I would stay in Paris for ten years. I don't know how I did it. Looking back I suspect I might indeed have had a fairy godmother. The years were marked as much by searching and hunger and lostness as excitement and adventure. Yet opportunities came when they were needed. Helpers stepped out of the shadows at critical moments.

It would be another fifteen years and I'd be back in England before the happy ending started to manifest. Slowly. It wouldn't be the one that I had envisaged. And the process still continues.

Wednesday, June 25, 2008

Tuesday


Aimless doesn't work. I like having a fairly firm structure to my free days, though I often tell myself the opposite. Tuesday began early with a trip to the bicycle repair place (I fell off the bike, very publicly, two weeks ago - no bones broken but the machine wasn't so lucky) and ended with an evening yoga class.
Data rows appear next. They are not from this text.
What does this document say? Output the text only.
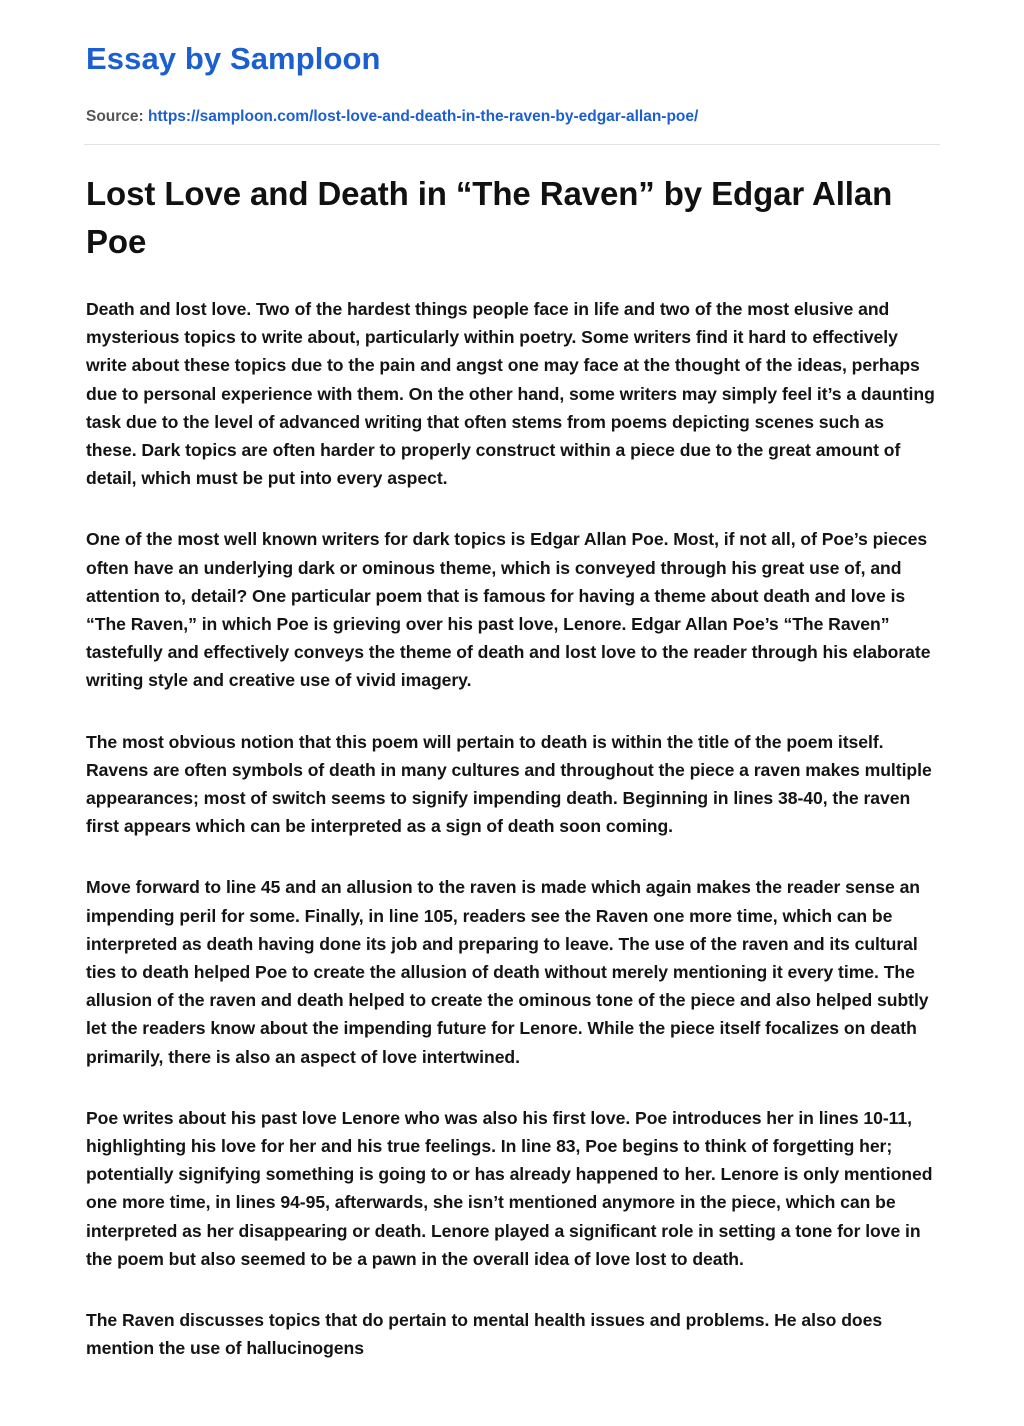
Essay by Samploon
Source: https://samploon.com/lost-love-and-death-in-the-raven-by-edgar-allan-poe/
Lost Love and Death in “The Raven” by Edgar Allan Poe

Death and lost love. Two of the hardest things people face in life and two of the most elusive and mysterious topics to write about, particularly within poetry. Some writers find it hard to effectively write about these topics due to the pain and angst one may face at the thought of the ideas, perhaps due to personal experience with them. On the other hand, some writers may simply feel it’s a daunting task due to the level of advanced writing that often stems from poems depicting scenes such as these. Dark topics are often harder to properly construct within a piece due to the great amount of detail, which must be put into every aspect.

One of the most well known writers for dark topics is Edgar Allan Poe. Most, if not all, of Poe’s pieces often have an underlying dark or ominous theme, which is conveyed through his great use of, and attention to, detail? One particular poem that is famous for having a theme about death and love is “The Raven,” in which Poe is grieving over his past love, Lenore. Edgar Allan Poe’s “The Raven” tastefully and effectively conveys the theme of death and lost love to the reader through his elaborate writing style and creative use of vivid imagery.

The most obvious notion that this poem will pertain to death is within the title of the poem itself. Ravens are often symbols of death in many cultures and throughout the piece a raven makes multiple appearances; most of switch seems to signify impending death. Beginning in lines 38-40, the raven first appears which can be interpreted as a sign of death soon coming.

Move forward to line 45 and an allusion to the raven is made which again makes the reader sense an impending peril for some. Finally, in line 105, readers see the Raven one more time, which can be interpreted as death having done its job and preparing to leave. The use of the raven and its cultural ties to death helped Poe to create the allusion of death without merely mentioning it every time. The allusion of the raven and death helped to create the ominous tone of the piece and also helped subtly let the readers know about the impending future for Lenore. While the piece itself focalizes on death primarily, there is also an aspect of love intertwined.

Poe writes about his past love Lenore who was also his first love. Poe introduces her in lines 10-11, highlighting his love for her and his true feelings. In line 83, Poe begins to think of forgetting her; potentially signifying something is going to or has already happened to her. Lenore is only mentioned one more time, in lines 94-95, afterwards, she isn’t mentioned anymore in the piece, which can be interpreted as her disappearing or death. Lenore played a significant role in setting a tone for love in the poem but also seemed to be a pawn in the overall idea of love lost to death.

The Raven discusses topics that do pertain to mental health issues and problems. He also does mention the use of hallucinogens
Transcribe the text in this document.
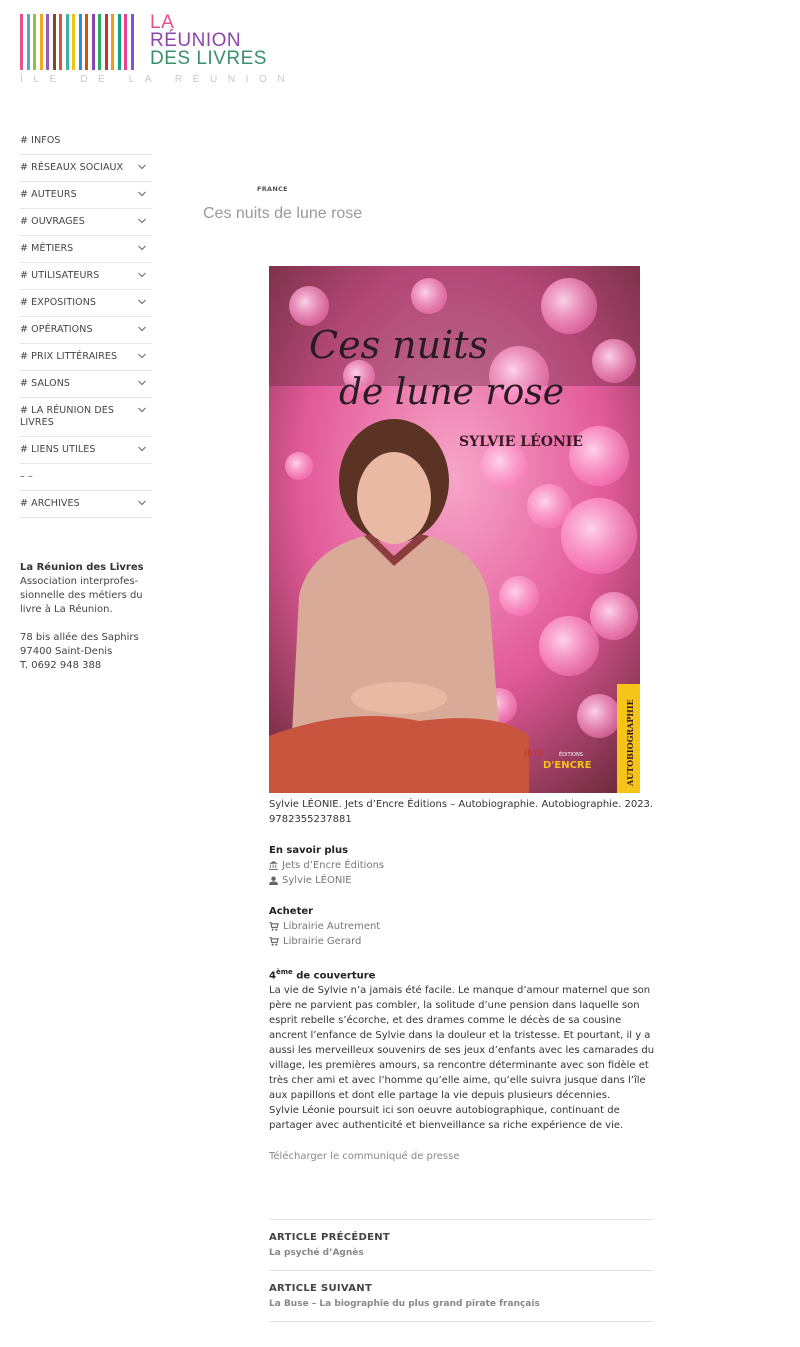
LA
RÉUNION
DES LIVRES
ÎLE DE LA RÉUNION
# INFOS
# RÉSEAUX SOCIAUX
# AUTEURS
# OUVRAGES
# MÉTIERS
# UTILISATEURS
# EXPOSITIONS
# OPÉRATIONS
# PRIX LITTÉRAIRES
# SALONS
# LA RÉUNION DES LIVRES
# LIENS UTILES
– –
# ARCHIVES

La Réunion des Livres

Association interprofes-

sionnelle des métiers du

livre à La Réunion.

78 bis allée des Saphirs

97400 Saint-Denis

T. 0692 948 388

FRANCE
Ces nuits de lune rose
Ces nuits
de lune rose
SYLVIE LÉONIE
AUTOBIOGRAPHIE
JETS	ÉDITIONS
D'ENCRE
Sylvie LÉONIE. Jets d’Encre Éditions – Autobiographie. Autobiographie. 2023.
9782355237881
En savoir plus
Jets d’Encre Éditions
Sylvie LÉONIE
Acheter
Librairie Autrement
Librairie Gerard
4ème de couverture
La vie de Sylvie n’a jamais été facile. Le manque d’amour maternel que son père ne parvient pas combler, la solitude d’une pension dans laquelle son esprit rebelle s’écorche, et des drames comme le décès de sa cousine ancrent l’enfance de Sylvie dans la douleur et la tristesse. Et pourtant, il y a aussi les merveilleux souvenirs de ses jeux d’enfants avec les camarades du village, les premières amours, sa rencontre déterminante avec son fidèle et très cher ami et avec l’homme qu’elle aime, qu’elle suivra jusque dans l’île aux papillons et dont elle partage la vie depuis plusieurs décennies.
Sylvie Léonie poursuit ici son oeuvre autobiographique, continuant de partager avec authenticité et bienveillance sa riche expérience de vie.
Télécharger le communiqué de presse
ARTICLE PRÉCÉDENT
La psyché d’Agnès
ARTICLE SUIVANT
La Buse – La biographie du plus grand pirate français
Somewhere in between, to the local arts centre for a lunchtime viewing of Persepolis, Marjane Satrapi's autobiographical animated film about a young girl with a taste for the music of Iron Maiden, growing up in Teheran from the 1970s to the 1990s. Witty, harrowing, tragic and at times downright comical, with a political edge. I learned a surprising amount that I didn't know previously about the history of Iran and the rise of fundamentalism. One quibble: ten minutes could perhaps have been cut somewhere towards the end; the last half hour was a little too long for me.

French with English subtitles but there's a dubbed English language version out there as well. Definitely recommended.

Friday, April 18, 2008

Intimacy

Happy Feet

I catch The Band's Visit and find that I am in agreement with most reviewers: the film is a delight without being cloying. Members of an Egyptian police band find themselves stranded overnight in a dead-or-alive Israeli desert town. The band members and the locals, who offer them awkward and somewhat reluctant hospitality, form bonds of intimacy in inauspicious circumstances.
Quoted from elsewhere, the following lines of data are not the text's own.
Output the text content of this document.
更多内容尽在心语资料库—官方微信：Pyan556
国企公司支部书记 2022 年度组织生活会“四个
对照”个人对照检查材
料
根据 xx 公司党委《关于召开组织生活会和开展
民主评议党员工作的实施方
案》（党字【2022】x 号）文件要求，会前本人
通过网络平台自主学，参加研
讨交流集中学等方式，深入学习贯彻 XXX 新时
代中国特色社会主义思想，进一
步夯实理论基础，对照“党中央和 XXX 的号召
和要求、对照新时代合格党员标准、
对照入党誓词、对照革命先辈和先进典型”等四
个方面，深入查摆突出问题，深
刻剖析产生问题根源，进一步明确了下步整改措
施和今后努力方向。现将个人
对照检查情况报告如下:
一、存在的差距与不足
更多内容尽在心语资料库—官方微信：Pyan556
Politics aren't mentioned. Instead, we have halting conversations between guests and hosts about love, about the importance of music, about the pain of loss. Because they know they will never see each other again, confidences are shared. And the unspoken contrast is always there, between lively, open, cosmopolitan Alexandria, where the band hail from and which we never see, and the sterile Israeli settlement. There's much humour alongside the poignancy, including a positively Chaplinesque scene at the local roller skating rink. .

I spot a friend in the cinema audience. We meet up afterwards and compare notes. This happens in a small town (or even a not-so-small town), you meet people you know. Those of us who have alternative tendencies, who are interested in the environment and world cinema, and walking and yoga, tend to hang out in the same places.

We run into each other unexpectedly. Then we talk. I'm really not used to this.